Not all kids with CP can or should have SPML as a technique or tool where there are better options . They must be selected with clinical outcome measures of daily function in mind.
I see little difference between the 1980’s turmoil with SDR and current day SPML. Where is the evidence? Ask the parents and ask the kids. I will take a large number of anecdotal successes over poorly run attempts to establish evidence with 2-3 children. Are we doing tendon lengthening incorrectly? No. Our techniques are normally those which were taught to us as residents. As residents we rarely if ever saw the child over time and we hoped and presumed that they did well as they grew and matured.
A favorite topic that intrigues me is the “not so simplistic design for orthoses” [sometimes called braces].

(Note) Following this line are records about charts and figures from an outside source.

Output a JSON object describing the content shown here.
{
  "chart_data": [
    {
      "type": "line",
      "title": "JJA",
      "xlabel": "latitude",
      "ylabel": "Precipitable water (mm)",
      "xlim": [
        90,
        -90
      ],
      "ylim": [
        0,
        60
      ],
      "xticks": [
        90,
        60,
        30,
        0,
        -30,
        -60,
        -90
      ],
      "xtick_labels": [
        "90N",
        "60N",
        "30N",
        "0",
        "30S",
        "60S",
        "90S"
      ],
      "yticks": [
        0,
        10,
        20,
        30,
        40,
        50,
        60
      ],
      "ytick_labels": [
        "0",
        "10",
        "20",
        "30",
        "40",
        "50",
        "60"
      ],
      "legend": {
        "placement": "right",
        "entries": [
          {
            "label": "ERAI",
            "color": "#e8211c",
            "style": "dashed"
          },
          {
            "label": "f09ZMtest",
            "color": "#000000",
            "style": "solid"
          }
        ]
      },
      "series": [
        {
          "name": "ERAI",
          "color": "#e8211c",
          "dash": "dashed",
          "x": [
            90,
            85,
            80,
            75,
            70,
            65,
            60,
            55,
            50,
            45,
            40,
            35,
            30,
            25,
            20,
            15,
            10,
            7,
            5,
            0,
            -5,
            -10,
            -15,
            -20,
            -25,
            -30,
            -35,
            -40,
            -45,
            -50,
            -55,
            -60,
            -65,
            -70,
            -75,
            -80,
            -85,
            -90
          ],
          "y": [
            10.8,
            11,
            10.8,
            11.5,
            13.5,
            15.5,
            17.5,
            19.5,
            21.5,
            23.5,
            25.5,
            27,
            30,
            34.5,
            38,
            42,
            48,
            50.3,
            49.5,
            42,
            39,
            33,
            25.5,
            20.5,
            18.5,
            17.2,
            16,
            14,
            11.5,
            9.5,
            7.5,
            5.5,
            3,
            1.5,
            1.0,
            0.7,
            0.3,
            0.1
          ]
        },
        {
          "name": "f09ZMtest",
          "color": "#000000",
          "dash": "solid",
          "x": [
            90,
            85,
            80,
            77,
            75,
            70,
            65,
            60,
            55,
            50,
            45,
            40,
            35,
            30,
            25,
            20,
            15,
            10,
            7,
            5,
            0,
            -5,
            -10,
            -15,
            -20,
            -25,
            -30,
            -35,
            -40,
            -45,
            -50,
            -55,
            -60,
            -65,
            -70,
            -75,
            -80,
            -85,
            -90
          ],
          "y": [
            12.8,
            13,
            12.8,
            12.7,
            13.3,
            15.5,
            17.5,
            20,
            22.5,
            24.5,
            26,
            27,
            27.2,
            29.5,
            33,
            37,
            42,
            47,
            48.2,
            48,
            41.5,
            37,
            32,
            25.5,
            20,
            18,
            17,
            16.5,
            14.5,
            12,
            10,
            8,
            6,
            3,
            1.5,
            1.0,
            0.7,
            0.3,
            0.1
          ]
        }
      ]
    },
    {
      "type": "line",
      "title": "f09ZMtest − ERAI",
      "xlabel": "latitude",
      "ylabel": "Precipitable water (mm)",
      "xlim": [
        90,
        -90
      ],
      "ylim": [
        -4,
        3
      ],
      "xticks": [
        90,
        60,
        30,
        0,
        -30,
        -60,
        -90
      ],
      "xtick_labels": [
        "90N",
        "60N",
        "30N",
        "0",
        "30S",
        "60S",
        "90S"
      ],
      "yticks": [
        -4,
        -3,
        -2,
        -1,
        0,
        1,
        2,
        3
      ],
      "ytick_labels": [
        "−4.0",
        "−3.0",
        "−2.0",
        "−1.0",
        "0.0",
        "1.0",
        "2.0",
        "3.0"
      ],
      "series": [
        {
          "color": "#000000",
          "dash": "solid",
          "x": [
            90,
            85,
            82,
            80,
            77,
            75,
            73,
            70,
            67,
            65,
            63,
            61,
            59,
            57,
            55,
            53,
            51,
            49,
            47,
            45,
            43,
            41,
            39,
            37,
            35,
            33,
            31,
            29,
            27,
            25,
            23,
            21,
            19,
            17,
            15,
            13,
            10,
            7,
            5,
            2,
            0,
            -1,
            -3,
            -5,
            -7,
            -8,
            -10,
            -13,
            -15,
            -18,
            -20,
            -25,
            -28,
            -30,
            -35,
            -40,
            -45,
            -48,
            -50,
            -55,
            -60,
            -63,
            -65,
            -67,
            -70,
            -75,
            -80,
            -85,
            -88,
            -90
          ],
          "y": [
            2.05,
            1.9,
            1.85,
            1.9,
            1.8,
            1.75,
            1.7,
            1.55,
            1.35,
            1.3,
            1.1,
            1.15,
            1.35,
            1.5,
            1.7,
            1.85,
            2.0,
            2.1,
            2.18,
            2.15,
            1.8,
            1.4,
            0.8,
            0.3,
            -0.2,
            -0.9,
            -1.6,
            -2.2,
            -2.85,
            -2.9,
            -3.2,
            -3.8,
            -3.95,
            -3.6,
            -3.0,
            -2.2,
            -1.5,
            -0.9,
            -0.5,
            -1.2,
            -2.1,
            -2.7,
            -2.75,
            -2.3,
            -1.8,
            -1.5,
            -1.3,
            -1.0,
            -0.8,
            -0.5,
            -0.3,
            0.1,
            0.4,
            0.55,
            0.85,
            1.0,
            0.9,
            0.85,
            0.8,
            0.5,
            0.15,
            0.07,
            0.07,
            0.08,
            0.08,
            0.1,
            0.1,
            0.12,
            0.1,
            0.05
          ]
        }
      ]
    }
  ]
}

Without the AFO being designed well for that specific child and possibly as an assist follow a specific surgery [SDR, TAL, SPML, or tendon transfers], the surgical procedure has greater risk of failing. The AFO should be designed to enhance function and guide the direction of motion over a series of joints working together on all three dimensions.
An AFO applied to a surgical candidate before surgery is not a success. However, some AFOs have been successful in reducing the amount of surgery later needed or allowing the surgery to be postponed until more skeletal maturation has occurred. AFOs can protect the relatively moldable bones and joints of the lower legs, ankles and feet; areas that receive tremendous aberrant stress from the body above the weight bearing feet.
As time permits, this site will continue to evolve. Highlights or take-away points will soon be added for each topic to make for easier understanding.